Lundi après-midi, ils étaient encore nombreux à ne pas envisager un départ. Match de cricket ici, danses autour d’un feu de bois là, discussions tranquilles autour d’une bière ou d’un thé : on ne sentait pas de frénésie du paquetage. Ceux qui passaient, sac au dos ou valise sur la tête – les roulettes ne glissent ni dans la boue ni sur le sable – étaient salués tranquillement d’un « good luck my friend » (« bonne chance, mon ami ») et d’un geste de la main.

De nombreuses femmes mal informées

Les femmes et les familles étaient particulièrement absentes dans les files d’attente du matin. Celles hébergées dans l’ancien centre de loisirs Jules-Ferry ne semblaient pas décidées à en bouger. « Moi j’y reste jusqu’au bout, confiait Yapsaka, Ethiopienne, léger voile blanc sur la tête. Je veux aller en Angleterre, nulle part ailleurs. » Agée de 17 ans, une partie de sa famille vivant outre-Manche, elle pourrait pourtant bénéficier de la réunification familiale prévue par le règlement européen de Dublin. Mais elle l’ignore.

Comme elles, de nombreuses femmes semblaient manquer d’informations et tentaient d’en savoir plus, y compris auprès des journalistes. « Vous savez si les femmes enceintes partent pour l’Angleterre ? », interrogeait ainsi Samira, 34 ans, une Erythréenne enceinte de six mois. « Ils ne font passer que les mineurs, vous êtes sûrs ? Parce que moi, j’ai mon frère là-bas », avançait Noura, une Erythréenne de 26 ans, dans la « jungle » depuis « un mois et vingt-deux jours ». Face à elles, les très jeunes bénévoles de l’association Refugee Youth Service n’avaient que des réponses vagues à leur apporter, semant un peu plus la confusion.

Personne ne savait non plus que répondre aux larmes de Senart, Erythréenne de 28 ans, enroulée dans une couverture. Elle est arrivée à Calais après avoir été évacuée en juin du camp de la Chapelle, à Paris : « Ma demande d’asile a été rejetée, mon recours aussi… Si maintenant même la jungle c’est fini… Où vais-je aller ? »

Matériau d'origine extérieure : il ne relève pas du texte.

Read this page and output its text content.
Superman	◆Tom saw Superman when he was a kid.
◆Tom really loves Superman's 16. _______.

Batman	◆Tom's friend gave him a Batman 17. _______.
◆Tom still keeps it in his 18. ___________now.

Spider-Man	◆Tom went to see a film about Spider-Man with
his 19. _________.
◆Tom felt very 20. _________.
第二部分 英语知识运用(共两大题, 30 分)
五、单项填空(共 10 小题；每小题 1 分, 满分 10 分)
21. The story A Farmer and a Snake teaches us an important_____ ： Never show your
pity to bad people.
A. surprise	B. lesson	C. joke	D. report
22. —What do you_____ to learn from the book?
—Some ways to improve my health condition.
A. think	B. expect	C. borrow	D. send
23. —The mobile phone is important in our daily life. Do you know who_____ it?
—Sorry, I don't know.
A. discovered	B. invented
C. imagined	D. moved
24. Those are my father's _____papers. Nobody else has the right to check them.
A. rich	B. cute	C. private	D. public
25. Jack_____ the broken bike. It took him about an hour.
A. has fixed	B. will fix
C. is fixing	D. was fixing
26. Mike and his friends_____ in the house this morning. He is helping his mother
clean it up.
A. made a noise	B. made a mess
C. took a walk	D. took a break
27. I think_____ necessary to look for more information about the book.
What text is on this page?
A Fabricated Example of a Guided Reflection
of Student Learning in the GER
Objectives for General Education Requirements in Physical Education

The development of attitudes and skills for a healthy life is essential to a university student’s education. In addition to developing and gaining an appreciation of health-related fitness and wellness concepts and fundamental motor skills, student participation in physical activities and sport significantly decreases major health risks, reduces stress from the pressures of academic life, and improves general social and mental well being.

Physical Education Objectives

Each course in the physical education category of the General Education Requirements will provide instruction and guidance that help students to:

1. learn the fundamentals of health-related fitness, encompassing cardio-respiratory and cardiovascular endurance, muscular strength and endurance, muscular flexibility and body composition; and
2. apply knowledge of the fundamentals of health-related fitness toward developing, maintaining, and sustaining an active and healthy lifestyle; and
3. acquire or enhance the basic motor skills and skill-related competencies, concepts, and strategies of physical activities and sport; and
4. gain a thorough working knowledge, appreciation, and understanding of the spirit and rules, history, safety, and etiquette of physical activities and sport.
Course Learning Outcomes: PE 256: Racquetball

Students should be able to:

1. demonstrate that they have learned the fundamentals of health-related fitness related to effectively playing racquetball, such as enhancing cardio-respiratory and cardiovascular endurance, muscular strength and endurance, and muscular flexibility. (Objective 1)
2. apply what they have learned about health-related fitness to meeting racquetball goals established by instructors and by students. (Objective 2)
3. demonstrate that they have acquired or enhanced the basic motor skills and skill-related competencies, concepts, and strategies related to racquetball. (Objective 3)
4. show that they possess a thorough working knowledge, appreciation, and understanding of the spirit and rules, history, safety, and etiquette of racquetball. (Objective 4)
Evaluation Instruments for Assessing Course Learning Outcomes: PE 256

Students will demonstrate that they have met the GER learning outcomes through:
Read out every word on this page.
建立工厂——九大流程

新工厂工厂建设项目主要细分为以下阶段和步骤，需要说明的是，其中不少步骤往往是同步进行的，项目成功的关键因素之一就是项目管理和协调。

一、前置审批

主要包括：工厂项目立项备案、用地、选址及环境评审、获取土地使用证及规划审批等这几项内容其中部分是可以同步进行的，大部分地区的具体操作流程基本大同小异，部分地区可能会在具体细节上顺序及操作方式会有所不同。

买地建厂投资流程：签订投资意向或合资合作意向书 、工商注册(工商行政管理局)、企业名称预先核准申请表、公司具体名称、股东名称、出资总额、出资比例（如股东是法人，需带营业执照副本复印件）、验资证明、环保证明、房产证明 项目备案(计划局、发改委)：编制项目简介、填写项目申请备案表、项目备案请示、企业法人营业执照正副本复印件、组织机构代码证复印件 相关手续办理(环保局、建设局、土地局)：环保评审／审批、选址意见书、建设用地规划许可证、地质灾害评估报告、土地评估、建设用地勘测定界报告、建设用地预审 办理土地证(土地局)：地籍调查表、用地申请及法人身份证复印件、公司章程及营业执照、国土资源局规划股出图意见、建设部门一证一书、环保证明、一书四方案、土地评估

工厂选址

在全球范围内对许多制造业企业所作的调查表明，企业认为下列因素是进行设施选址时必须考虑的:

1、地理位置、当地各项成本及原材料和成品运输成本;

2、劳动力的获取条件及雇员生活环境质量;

Lundi, policiers, humanitaires et services de l’Etat s’accordaient pour dire que les heures les plus compliquées de l’opération de démantèlement étaient encore à venir. Quand, jeudi ou vendredi, tous les migrants volontaires auront pris le car et qu’il ne restera plus que les récalcitrants. « Là, on en aura fini de l’opération humanitaire », confiait un responsable. Commencera alors l’opération de police.